Newsletter n°15
2 mai 2023
Trois questions à Aurélie Pfauwadel
Partie 2/3
propos recueillis par Karim Fenichel
@propos : Là où Foucault situe la généalogie de la psychanalyse du côté du religieux et de la pratique de soi, Lacan situe son émergence dans l’histoire de la pensée à partir de la philosophie de Kant et de Sade et de l’évènement de la science moderne. Il propose donc une archéologie scientifique de l’histoire de la psychanalyse. Vous rappelez la proposition de Lacan : si elle n’est pas elle-même une science, la psychanalyse est fille de science. Lacan pose même qu’elle est le rebut de la science. N’est-ce pas déjà une façon de signifier que le discours de la psychanalyse est l’envers du discours du maître, contrairement à ce que prétend Foucault ?
Aurélie Pfauwadel : La question cruciale est de savoir s’il est possible d’opposer aux généalogies foucaldiennes, une histoire de la psychanalyse qui en préserverait la spécificité et la subversion. En effet, il convient de souligner la volonté de gommage de la radicalité de la coupure freudienne chez Foucault.

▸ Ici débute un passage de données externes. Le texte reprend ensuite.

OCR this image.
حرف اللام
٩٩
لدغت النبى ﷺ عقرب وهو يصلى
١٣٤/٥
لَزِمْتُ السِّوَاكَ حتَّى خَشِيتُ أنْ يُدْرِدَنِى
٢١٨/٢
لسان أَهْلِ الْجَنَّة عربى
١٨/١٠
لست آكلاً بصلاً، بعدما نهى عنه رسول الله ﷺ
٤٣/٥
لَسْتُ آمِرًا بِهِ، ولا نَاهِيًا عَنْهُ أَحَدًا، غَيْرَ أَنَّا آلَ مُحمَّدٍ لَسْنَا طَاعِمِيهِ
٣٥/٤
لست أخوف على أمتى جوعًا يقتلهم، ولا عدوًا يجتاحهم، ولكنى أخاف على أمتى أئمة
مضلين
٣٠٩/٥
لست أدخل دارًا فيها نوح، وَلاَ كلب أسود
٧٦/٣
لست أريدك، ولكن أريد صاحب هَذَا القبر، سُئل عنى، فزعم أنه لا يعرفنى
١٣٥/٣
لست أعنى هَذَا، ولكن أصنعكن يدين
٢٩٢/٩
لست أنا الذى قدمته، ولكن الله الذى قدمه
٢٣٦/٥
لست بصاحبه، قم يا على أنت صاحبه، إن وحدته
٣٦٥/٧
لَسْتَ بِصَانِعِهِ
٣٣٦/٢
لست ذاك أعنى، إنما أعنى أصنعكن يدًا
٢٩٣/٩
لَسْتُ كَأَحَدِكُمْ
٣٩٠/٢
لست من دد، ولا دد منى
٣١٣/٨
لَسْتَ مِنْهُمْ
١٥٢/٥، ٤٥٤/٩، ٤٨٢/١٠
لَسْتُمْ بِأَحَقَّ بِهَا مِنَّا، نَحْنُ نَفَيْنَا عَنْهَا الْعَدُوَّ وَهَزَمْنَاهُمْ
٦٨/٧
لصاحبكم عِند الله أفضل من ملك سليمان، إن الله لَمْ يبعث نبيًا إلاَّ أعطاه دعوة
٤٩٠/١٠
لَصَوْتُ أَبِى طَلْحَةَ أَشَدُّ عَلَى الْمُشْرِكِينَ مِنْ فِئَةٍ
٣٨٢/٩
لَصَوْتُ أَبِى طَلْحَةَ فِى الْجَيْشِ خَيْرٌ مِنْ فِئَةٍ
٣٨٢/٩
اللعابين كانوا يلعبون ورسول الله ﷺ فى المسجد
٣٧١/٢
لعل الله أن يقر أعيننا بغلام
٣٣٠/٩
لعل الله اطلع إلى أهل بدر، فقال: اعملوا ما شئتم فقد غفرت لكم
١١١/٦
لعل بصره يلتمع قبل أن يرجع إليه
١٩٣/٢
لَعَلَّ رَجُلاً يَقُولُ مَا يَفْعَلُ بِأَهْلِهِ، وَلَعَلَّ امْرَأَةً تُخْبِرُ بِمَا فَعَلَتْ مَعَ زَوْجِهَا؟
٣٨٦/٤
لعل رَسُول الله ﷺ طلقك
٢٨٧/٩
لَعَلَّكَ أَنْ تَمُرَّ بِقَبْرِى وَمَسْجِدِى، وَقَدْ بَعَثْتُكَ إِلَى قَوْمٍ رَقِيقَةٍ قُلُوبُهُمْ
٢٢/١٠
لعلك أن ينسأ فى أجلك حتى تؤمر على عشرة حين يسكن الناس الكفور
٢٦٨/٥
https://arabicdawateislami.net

Ainsi que le relevait Jacques-Alain Miller, dès lors que le « dispositif de sexualité » – dans lequel Foucault inscrit la psychanalyse – se définit par le trait pertinent de « parler de sexe », c’est tout le dispositif de la chair chrétienne et de l’examen de conscience qui s’engouffre dans la recherche archéologique. De là, Foucault est irrésistiblement mené à cette généalogie religieuse et spirituelle de la psychanalyse qu’il esquisse dans L’herméneutique du sujet[1].
Dans ce cours, Foucault exprime son regret que la psychanalyse ne se considère pas elle-même comme une pratique du souci de soi[2]. À l’instar des autres sciences humaines, elle s’inscrit plutôt dans l’histoire du « connais-toi toi-même ». Foucault y indique en effet que certaines formes de savoir qui ne sont pas des sciences – la psychanalyse et le marxisme –, mais qu’il ne convient pas d’assimiler pour autant à des religions, recèlent des éléments qui les apparentent fortement à des formes de spiritualité.
Contrairement à cette irrésistible spirale foucaldienne, Lacan situe quant à lui une véritable discontinuité au moment de l’émergence du discours de la science moderne. Ainsi, les éléments provenant de traditions plus anciennes, les racines innombrables et immémoriales de la psychanalyse doivent être repensés à partir de la coupure de l’âge scientifique.
Mais Lacan ne fait pas seulement de la psychanalyse la « fille » de la science, il lui confère le statut de « rebut » du discours de la science – c’est moins noble ! Il relève qu’elle accueille tout ce qui se trouve rejeté et forclos par le discours de la science : la dimension de la vérité (qu’il distingue du savoir scientifique), la castration ou l’impossible, la jouissance du corps parlant… Ainsi, Lacan fait de la psychanalyse un symptôme de la civilisation moderne et c’est sans aucun doute ce qui en fait l’inexorable contrepoint du discours du maître, traditionnel (« patriarcal ») ou moderne – celui produit par l’alliance de la science au capitalisme.